Determine,graphically,the vertices of the triangle formed by the lines $y=x$,$3y=x$,and $x+y=8$.

(O(0,0), Q(4,4), D(6,2)) The given linear equations are:
$y=x \quad (i)$
$3y=x \quad (ii)$
$x+y=8 \quad (iii)$
To find the vertices,we determine the intersection points of these lines taken in pairs.
$1$. Intersection of $(i)$ and $(ii)$:
Substituting $y=x$ into $3y=x$,we get $3x=x$,which implies $2x=0$,so $x=0$. Thus,$y=0$. The intersection point is $O(0,0)$.

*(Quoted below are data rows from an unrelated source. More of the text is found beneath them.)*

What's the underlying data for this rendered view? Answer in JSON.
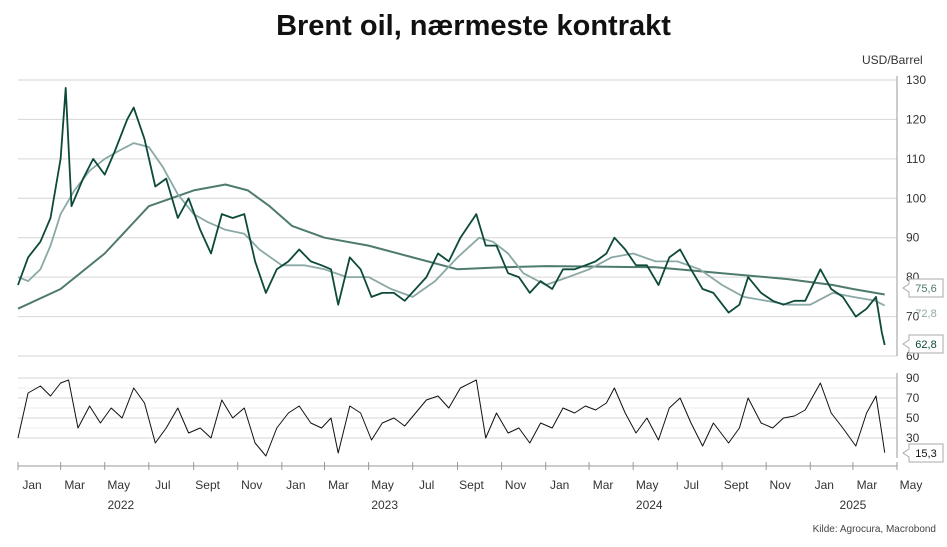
{
  "title": "Brent oil, nærmeste kontrakt",
  "unit_label": "USD/Barrel",
  "source": "Kilde: Agrocura, Macrobond",
  "colors": {
    "price": "#0d4a3a",
    "ma_short": "#8aa8a6",
    "ma_long": "#4f7a6e",
    "indicator": "#111111",
    "grid": "#d6d6d6"
  },
  "chart_data": [
    {
      "type": "line",
      "title": "",
      "ylim": [
        60,
        130
      ],
      "yticks": [
        60,
        70,
        80,
        90,
        100,
        110,
        120,
        130
      ],
      "x_ticks": [
        "Jan",
        "Mar",
        "May",
        "Jul",
        "Sept",
        "Nov",
        "Jan",
        "Mar",
        "May",
        "Jul",
        "Sept",
        "Nov",
        "Jan",
        "Mar",
        "May",
        "Jul",
        "Sept",
        "Nov",
        "Jan",
        "Mar",
        "May"
      ],
      "x_year_labels": [
        "2022",
        "2023",
        "2024",
        "2025"
      ],
      "end_labels": [
        "75,6",
        "72,8",
        "62,8"
      ],
      "series": [
        {
          "key": "price",
          "values": [
            [
              "2022-01-01",
              78
            ],
            [
              "2022-01-15",
              85
            ],
            [
              "2022-02-01",
              89
            ],
            [
              "2022-02-15",
              95
            ],
            [
              "2022-03-01",
              110
            ],
            [
              "2022-03-08",
              128
            ],
            [
              "2022-03-16",
              98
            ],
            [
              "2022-04-01",
              105
            ],
            [
              "2022-04-15",
              110
            ],
            [
              "2022-05-01",
              106
            ],
            [
              "2022-05-15",
              112
            ],
            [
              "2022-06-01",
              120
            ],
            [
              "2022-06-10",
              123
            ],
            [
              "2022-06-25",
              115
            ],
            [
              "2022-07-10",
              103
            ],
            [
              "2022-07-25",
              105
            ],
            [
              "2022-08-10",
              95
            ],
            [
              "2022-08-25",
              100
            ],
            [
              "2022-09-10",
              92
            ],
            [
              "2022-09-25",
              86
            ],
            [
              "2022-10-10",
              96
            ],
            [
              "2022-10-25",
              95
            ],
            [
              "2022-11-10",
              96
            ],
            [
              "2022-11-25",
              84
            ],
            [
              "2022-12-10",
              76
            ],
            [
              "2022-12-25",
              82
            ],
            [
              "2023-01-10",
              84
            ],
            [
              "2023-01-25",
              87
            ],
            [
              "2023-02-10",
              84
            ],
            [
              "2023-02-25",
              83
            ],
            [
              "2023-03-10",
              82
            ],
            [
              "2023-03-20",
              73
            ],
            [
              "2023-04-05",
              85
            ],
            [
              "2023-04-20",
              82
            ],
            [
              "2023-05-05",
              75
            ],
            [
              "2023-05-20",
              76
            ],
            [
              "2023-06-05",
              76
            ],
            [
              "2023-06-20",
              74
            ],
            [
              "2023-07-05",
              77
            ],
            [
              "2023-07-20",
              80
            ],
            [
              "2023-08-05",
              86
            ],
            [
              "2023-08-20",
              84
            ],
            [
              "2023-09-05",
              90
            ],
            [
              "2023-09-27",
              96
            ],
            [
              "2023-10-10",
              88
            ],
            [
              "2023-10-25",
              88
            ],
            [
              "2023-11-10",
              81
            ],
            [
              "2023-11-25",
              80
            ],
            [
              "2023-12-10",
              76
            ],
            [
              "2023-12-25",
              79
            ],
            [
              "2024-01-10",
              77
            ],
            [
              "2024-01-25",
              82
            ],
            [
              "2024-02-10",
              82
            ],
            [
              "2024-02-25",
              83
            ],
            [
              "2024-03-10",
              84
            ],
            [
              "2024-03-25",
              86
            ],
            [
              "2024-04-05",
              90
            ],
            [
              "2024-04-20",
              87
            ],
            [
              "2024-05-05",
              83
            ],
            [
              "2024-05-20",
              83
            ],
            [
              "2024-06-05",
              78
            ],
            [
              "2024-06-20",
              85
            ],
            [
              "2024-07-05",
              87
            ],
            [
              "2024-07-20",
              82
            ],
            [
              "2024-08-05",
              77
            ],
            [
              "2024-08-20",
              76
            ],
            [
              "2024-09-10",
              71
            ],
            [
              "2024-09-25",
              73
            ],
            [
              "2024-10-07",
              80
            ],
            [
              "2024-10-25",
              76
            ],
            [
              "2024-11-10",
              74
            ],
            [
              "2024-11-25",
              73
            ],
            [
              "2024-12-10",
              74
            ],
            [
              "2024-12-25",
              74
            ],
            [
              "2025-01-15",
              82
            ],
            [
              "2025-01-30",
              77
            ],
            [
              "2025-02-15",
              75
            ],
            [
              "2025-03-05",
              70
            ],
            [
              "2025-03-20",
              72
            ],
            [
              "2025-04-02",
              75
            ],
            [
              "2025-04-10",
              66
            ],
            [
              "2025-04-14",
              62.8
            ]
          ]
        },
        {
          "key": "ma_short",
          "values": [
            [
              "2022-01-01",
              80
            ],
            [
              "2022-01-15",
              79
            ],
            [
              "2022-02-01",
              82
            ],
            [
              "2022-02-15",
              88
            ],
            [
              "2022-03-01",
              96
            ],
            [
              "2022-03-20",
              102
            ],
            [
              "2022-04-10",
              107
            ],
            [
              "2022-05-01",
              110
            ],
            [
              "2022-05-20",
              112
            ],
            [
              "2022-06-10",
              114
            ],
            [
              "2022-07-01",
              113
            ],
            [
              "2022-07-20",
              108
            ],
            [
              "2022-08-10",
              101
            ],
            [
              "2022-09-01",
              96
            ],
            [
              "2022-09-20",
              94
            ],
            [
              "2022-10-15",
              92
            ],
            [
              "2022-11-10",
              91
            ],
            [
              "2022-12-01",
              87
            ],
            [
              "2023-01-01",
              83
            ],
            [
              "2023-02-01",
              83
            ],
            [
              "2023-03-01",
              82
            ],
            [
              "2023-04-01",
              80
            ],
            [
              "2023-05-01",
              80
            ],
            [
              "2023-06-01",
              77
            ],
            [
              "2023-07-01",
              75
            ],
            [
              "2023-08-01",
              79
            ],
            [
              "2023-09-01",
              85
            ],
            [
              "2023-10-01",
              90
            ],
            [
              "2023-10-20",
              89
            ],
            [
              "2023-11-10",
              86
            ],
            [
              "2023-12-01",
              81
            ],
            [
              "2024-01-01",
              78
            ],
            [
              "2024-02-01",
              80
            ],
            [
              "2024-03-01",
              82
            ],
            [
              "2024-04-01",
              85
            ],
            [
              "2024-05-01",
              86
            ],
            [
              "2024-06-01",
              84
            ],
            [
              "2024-07-01",
              84
            ],
            [
              "2024-08-01",
              82
            ],
            [
              "2024-09-01",
              78
            ],
            [
              "2024-10-01",
              75
            ],
            [
              "2024-11-01",
              74
            ],
            [
              "2024-12-01",
              73
            ],
            [
              "2025-01-01",
              73
            ],
            [
              "2025-02-01",
              76
            ],
            [
              "2025-03-01",
              75
            ],
            [
              "2025-04-01",
              74
            ],
            [
              "2025-04-14",
              72.8
            ]
          ]
        },
        {
          "key": "ma_long",
          "values": [
            [
              "2022-01-01",
              72
            ],
            [
              "2022-03-01",
              77
            ],
            [
              "2022-05-01",
              86
            ],
            [
              "2022-07-01",
              98
            ],
            [
              "2022-09-01",
              102
            ],
            [
              "2022-10-15",
              103.5
            ],
            [
              "2022-11-15",
              102
            ],
            [
              "2022-12-15",
              98
            ],
            [
              "2023-01-15",
              93
            ],
            [
              "2023-03-01",
              90
            ],
            [
              "2023-05-01",
              88
            ],
            [
              "2023-07-01",
              85
            ],
            [
              "2023-09-01",
              82
            ],
            [
              "2023-11-01",
              82.5
            ],
            [
              "2024-01-01",
              82.8
            ],
            [
              "2024-03-01",
              82.7
            ],
            [
              "2024-06-01",
              82.5
            ],
            [
              "2024-09-01",
              81
            ],
            [
              "2024-12-01",
              79.5
            ],
            [
              "2025-02-01",
              78
            ],
            [
              "2025-03-01",
              77
            ],
            [
              "2025-04-14",
              75.6
            ]
          ]
        }
      ]
    },
    {
      "type": "line",
      "title": "",
      "ylim": [
        10,
        95
      ],
      "yticks": [
        30,
        50,
        70,
        90
      ],
      "end_labels": [
        "15,3"
      ],
      "series": [
        {
          "key": "indicator",
          "values": [
            [
              "2022-01-01",
              30
            ],
            [
              "2022-01-15",
              75
            ],
            [
              "2022-02-01",
              82
            ],
            [
              "2022-02-15",
              72
            ],
            [
              "2022-03-01",
              85
            ],
            [
              "2022-03-12",
              88
            ],
            [
              "2022-03-25",
              40
            ],
            [
              "2022-04-10",
              62
            ],
            [
              "2022-04-25",
              45
            ],
            [
              "2022-05-10",
              60
            ],
            [
              "2022-05-25",
              50
            ],
            [
              "2022-06-10",
              80
            ],
            [
              "2022-06-25",
              65
            ],
            [
              "2022-07-10",
              25
            ],
            [
              "2022-07-25",
              40
            ],
            [
              "2022-08-10",
              60
            ],
            [
              "2022-08-25",
              35
            ],
            [
              "2022-09-10",
              40
            ],
            [
              "2022-09-25",
              30
            ],
            [
              "2022-10-10",
              68
            ],
            [
              "2022-10-25",
              50
            ],
            [
              "2022-11-10",
              60
            ],
            [
              "2022-11-25",
              25
            ],
            [
              "2022-12-10",
              12
            ],
            [
              "2022-12-25",
              40
            ],
            [
              "2023-01-10",
              55
            ],
            [
              "2023-01-25",
              62
            ],
            [
              "2023-02-10",
              45
            ],
            [
              "2023-02-25",
              40
            ],
            [
              "2023-03-10",
              50
            ],
            [
              "2023-03-20",
              15
            ],
            [
              "2023-04-05",
              62
            ],
            [
              "2023-04-20",
              55
            ],
            [
              "2023-05-05",
              28
            ],
            [
              "2023-05-20",
              45
            ],
            [
              "2023-06-05",
              50
            ],
            [
              "2023-06-20",
              42
            ],
            [
              "2023-07-05",
              55
            ],
            [
              "2023-07-20",
              68
            ],
            [
              "2023-08-05",
              72
            ],
            [
              "2023-08-20",
              60
            ],
            [
              "2023-09-05",
              80
            ],
            [
              "2023-09-27",
              88
            ],
            [
              "2023-10-10",
              30
            ],
            [
              "2023-10-25",
              55
            ],
            [
              "2023-11-10",
              35
            ],
            [
              "2023-11-25",
              40
            ],
            [
              "2023-12-10",
              25
            ],
            [
              "2023-12-25",
              45
            ],
            [
              "2024-01-10",
              40
            ],
            [
              "2024-01-25",
              60
            ],
            [
              "2024-02-10",
              55
            ],
            [
              "2024-02-25",
              62
            ],
            [
              "2024-03-10",
              58
            ],
            [
              "2024-03-25",
              65
            ],
            [
              "2024-04-05",
              80
            ],
            [
              "2024-04-20",
              55
            ],
            [
              "2024-05-05",
              35
            ],
            [
              "2024-05-20",
              50
            ],
            [
              "2024-06-05",
              28
            ],
            [
              "2024-06-20",
              60
            ],
            [
              "2024-07-05",
              70
            ],
            [
              "2024-07-20",
              45
            ],
            [
              "2024-08-05",
              22
            ],
            [
              "2024-08-20",
              45
            ],
            [
              "2024-09-10",
              25
            ],
            [
              "2024-09-25",
              40
            ],
            [
              "2024-10-07",
              70
            ],
            [
              "2024-10-25",
              45
            ],
            [
              "2024-11-10",
              40
            ],
            [
              "2024-11-25",
              50
            ],
            [
              "2024-12-10",
              52
            ],
            [
              "2024-12-25",
              58
            ],
            [
              "2025-01-15",
              85
            ],
            [
              "2025-01-30",
              55
            ],
            [
              "2025-02-15",
              40
            ],
            [
              "2025-03-05",
              22
            ],
            [
              "2025-03-20",
              55
            ],
            [
              "2025-04-02",
              72
            ],
            [
              "2025-04-10",
              35
            ],
            [
              "2025-04-14",
              15.3
            ]
          ]
        }
      ]
    }
  ]
}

$2$. Intersection of $(i)$ and $(iii)$:
Substituting $y=x$ into $x+y=8$,we get $x+x=8$,so $2x=8$,which means $x=4$. Thus,$y=4$. The intersection point is $Q(4,4)$.
$3$. Intersection of $(ii)$ and $(iii)$:
From $(ii)$,$x=3y$. Substituting this into $(iii)$,we get $3y+y=8$,so $4y=8$,which means $y=2$. Then $x=3(2)=6$. The intersection point is $D(6,2)$.
Thus,the vertices of the triangle formed by the lines are $O(0,0)$,$Q(4,4)$,and $D(6,2)$.